Entreprises

La santé privée veut des soins privilégiés

Par Safall FALL | Edition N°:5012 Le 27/04/2017 | Partager
Elle pèse 50% des prestations de soins et des RH du secteur
IS, IR, TVA et taxe professionnelle… ce que veulent les cliniques

Ils sont en train de frapper à toutes les portes pour se faire entendre. Eux, ce sont les prestataires de soins privés, regroupés au sein de l’Association nationale des cliniques privées (ANCP). Chiffres à l'appui, ils représentent 50% du business de la santé et des emplois. Face à une croissance prévisionnelle des dépenses annuelles de santé (15%), les acteurs privés de la santé ont plusieurs projets d’investissement dans le pipe.

Plusieurs structures se positionnent. Et pour soutenir cet effort, elles appellent clairement à la «carotte». Elle  serait d’abord fiscale, évidemment. «Il y aura une augmentation de la demande en soins, et le secteur privé doit développer et diversifier son offre pour compenser le ralentissement des investissements publics dans la santé. Le secteur privé est prêt à jouer pleinement ce rôle de compensateur», explique Pr Mohamed Benaguida, président de l’ANCP.

Dans un document que nous avons en possession, la corporation veut par exemple bénéficier des mêmes incitations que celles accordées au secteur privé de l’enseignement, pour l’investissement, et à l’hôtellerie pour ses capacités de rentrées de devises. Il s’agirait d’un IS de 17,5% et d’un IR de 20% sur les cinq premiers exercices consécutifs. «Le secteur médical marocain présente un potentiel important d’accueil de patients étrangers.

Compte tenu des possibilités de développement du tourisme médical au Maroc, ce secteur devrait pouvoir bénéficier des mêmes avantages accordés aux entreprises du secteur hôtelier», précise-t-on dans le mémorandum. La TVA et la taxe professionnelle y figurent aussi en bonne place. Pour le premier type d’imposition, l’incitation serait concrètement une exonération sur les biens d’équipement pour alléger la lourdeur des investissements.

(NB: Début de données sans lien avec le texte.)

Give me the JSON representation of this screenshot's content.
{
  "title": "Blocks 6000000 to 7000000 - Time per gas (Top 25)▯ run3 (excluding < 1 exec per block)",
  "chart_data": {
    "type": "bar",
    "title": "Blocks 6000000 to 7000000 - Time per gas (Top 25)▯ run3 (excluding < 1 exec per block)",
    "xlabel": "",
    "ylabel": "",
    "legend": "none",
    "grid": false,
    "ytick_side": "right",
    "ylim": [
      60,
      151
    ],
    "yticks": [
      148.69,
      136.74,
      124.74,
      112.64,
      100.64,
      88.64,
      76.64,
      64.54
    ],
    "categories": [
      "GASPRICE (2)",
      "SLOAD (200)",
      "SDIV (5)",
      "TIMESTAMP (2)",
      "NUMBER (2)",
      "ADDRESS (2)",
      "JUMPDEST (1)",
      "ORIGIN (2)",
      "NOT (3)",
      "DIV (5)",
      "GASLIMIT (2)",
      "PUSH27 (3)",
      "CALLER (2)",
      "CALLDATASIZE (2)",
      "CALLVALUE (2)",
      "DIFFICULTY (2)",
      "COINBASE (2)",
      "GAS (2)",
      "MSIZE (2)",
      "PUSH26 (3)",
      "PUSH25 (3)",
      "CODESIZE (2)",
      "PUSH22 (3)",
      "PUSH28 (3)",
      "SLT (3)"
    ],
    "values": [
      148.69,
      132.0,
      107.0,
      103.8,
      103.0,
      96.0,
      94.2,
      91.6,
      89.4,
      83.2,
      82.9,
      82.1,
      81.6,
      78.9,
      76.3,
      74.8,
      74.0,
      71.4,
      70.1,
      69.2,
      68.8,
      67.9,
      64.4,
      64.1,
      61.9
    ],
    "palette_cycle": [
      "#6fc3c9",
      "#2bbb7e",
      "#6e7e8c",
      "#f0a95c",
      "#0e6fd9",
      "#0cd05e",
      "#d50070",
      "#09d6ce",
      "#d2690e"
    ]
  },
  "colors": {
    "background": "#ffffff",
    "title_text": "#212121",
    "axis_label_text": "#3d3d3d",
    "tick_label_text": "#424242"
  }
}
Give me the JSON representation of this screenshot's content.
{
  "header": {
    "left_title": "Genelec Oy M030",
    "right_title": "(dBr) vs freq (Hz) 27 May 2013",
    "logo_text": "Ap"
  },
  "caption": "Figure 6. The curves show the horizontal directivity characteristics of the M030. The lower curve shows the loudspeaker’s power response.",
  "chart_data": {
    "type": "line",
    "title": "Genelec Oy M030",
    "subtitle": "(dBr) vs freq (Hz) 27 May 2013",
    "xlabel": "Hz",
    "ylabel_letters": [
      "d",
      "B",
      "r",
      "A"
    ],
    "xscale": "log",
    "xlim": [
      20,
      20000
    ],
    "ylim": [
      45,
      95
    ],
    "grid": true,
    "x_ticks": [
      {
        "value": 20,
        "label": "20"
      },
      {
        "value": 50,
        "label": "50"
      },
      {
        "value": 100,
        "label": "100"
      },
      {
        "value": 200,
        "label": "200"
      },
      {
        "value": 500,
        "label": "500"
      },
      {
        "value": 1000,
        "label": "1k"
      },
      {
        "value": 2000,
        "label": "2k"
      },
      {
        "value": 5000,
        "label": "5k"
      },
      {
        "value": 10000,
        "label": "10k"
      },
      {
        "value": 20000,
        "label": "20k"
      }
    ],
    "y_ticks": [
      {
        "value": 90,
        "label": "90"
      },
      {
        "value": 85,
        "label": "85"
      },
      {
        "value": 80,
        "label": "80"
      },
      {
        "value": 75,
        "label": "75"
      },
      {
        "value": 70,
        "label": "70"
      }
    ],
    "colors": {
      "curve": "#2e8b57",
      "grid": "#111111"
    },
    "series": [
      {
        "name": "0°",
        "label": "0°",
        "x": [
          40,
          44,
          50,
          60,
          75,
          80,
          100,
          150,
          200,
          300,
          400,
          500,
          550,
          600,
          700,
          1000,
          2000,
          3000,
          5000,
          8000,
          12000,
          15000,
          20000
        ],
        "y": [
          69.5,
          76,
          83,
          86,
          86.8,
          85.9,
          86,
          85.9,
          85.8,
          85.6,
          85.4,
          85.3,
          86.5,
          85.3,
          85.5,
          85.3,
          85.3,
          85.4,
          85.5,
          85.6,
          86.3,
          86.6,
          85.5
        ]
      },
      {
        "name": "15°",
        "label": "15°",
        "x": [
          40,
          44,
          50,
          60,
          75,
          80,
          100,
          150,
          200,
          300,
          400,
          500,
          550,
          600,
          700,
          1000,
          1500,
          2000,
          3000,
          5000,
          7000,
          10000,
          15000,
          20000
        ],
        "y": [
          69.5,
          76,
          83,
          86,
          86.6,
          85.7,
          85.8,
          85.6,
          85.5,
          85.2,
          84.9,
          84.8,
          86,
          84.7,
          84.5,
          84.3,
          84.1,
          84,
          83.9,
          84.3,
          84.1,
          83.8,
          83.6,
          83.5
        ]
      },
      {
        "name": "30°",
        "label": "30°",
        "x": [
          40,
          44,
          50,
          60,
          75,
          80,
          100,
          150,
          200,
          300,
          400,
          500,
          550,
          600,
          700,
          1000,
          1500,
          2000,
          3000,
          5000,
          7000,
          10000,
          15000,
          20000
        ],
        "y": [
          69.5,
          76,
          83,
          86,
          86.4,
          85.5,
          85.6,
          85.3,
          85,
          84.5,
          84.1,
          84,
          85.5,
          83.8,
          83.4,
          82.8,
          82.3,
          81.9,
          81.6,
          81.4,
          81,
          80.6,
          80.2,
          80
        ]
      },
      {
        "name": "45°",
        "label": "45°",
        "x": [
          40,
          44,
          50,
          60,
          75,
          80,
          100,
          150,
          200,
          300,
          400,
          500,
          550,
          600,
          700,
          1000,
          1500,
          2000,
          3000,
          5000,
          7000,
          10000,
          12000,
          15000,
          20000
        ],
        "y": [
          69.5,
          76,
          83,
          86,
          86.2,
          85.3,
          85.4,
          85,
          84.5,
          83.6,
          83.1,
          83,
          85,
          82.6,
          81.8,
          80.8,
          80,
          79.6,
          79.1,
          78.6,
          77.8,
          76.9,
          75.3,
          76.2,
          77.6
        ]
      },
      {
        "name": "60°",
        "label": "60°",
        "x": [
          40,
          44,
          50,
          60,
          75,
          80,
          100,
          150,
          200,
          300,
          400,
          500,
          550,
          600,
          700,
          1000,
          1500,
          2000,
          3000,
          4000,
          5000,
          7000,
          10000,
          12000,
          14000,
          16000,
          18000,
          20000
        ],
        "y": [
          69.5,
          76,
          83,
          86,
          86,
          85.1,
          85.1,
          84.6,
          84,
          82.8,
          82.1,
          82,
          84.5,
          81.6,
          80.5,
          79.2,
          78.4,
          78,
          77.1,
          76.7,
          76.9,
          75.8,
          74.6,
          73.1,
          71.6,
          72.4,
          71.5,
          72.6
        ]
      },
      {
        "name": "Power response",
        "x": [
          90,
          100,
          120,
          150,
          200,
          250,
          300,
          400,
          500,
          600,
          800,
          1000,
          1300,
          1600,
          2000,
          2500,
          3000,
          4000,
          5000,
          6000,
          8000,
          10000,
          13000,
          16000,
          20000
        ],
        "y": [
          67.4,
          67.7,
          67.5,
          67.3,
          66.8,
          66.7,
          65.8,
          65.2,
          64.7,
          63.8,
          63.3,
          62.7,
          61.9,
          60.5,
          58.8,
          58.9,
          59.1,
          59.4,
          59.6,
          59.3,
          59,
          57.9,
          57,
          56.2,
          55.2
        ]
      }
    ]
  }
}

«Les prestations médicales sont aujourd’hui exonérées sans droit de déduction. Ce qui implique que le secteur, qui nécessite aujourd’hui des investissements très lourds, ne peut pas bénéficier de l’exonération de TVA sur les biens à inscrire dans un compte d’immobilisation», précise le  document. Sur la taxe professionnelle, le secteur reste assujetti au régime de droit commun qui introduit une exonération de 5 ans, à compter de la date de début d’activité.

Cet avantage s’applique également au foncier, aux constructions, aux matériels et outillages neufs. «Or, compte tenu de l’importance des investissements, la détermination de la valeur locative sur la base de 3% du prix de revient des terrains, constructions et agencements, outillages… est très pénalisante pour l’activité», soutient-on auprès de l’ANCP. 

Les exonérations demandées portent aussi sur les taxes de services communaux. «Il faut réaménager notre fiscalité à l’image de ce qui existe déjà. Nous ne demandons pas un régime fiscal spécial, mais juste une extension des incitations à notre secteur», résume le président de l’ANCP.

Le casse-tête foncier!

Avec une moyenne de 50% du coût total de l’investissement, le foncier est un autre problème chez les prestataires de soins privés. «Il ne faut pas qu’on nous considère comme des spéculateurs, mais comme des professionnels qui assurent une mission de service public. Nous avons besoin de facilités à accéder au foncier», réclament les responsables de l’ANCP. La nécessité de modernisation des techniques et technologies de soins, ainsi que les nouvelles réglementations et exigences poussent le secteur à moderniser ses infrastructures et ses équipements.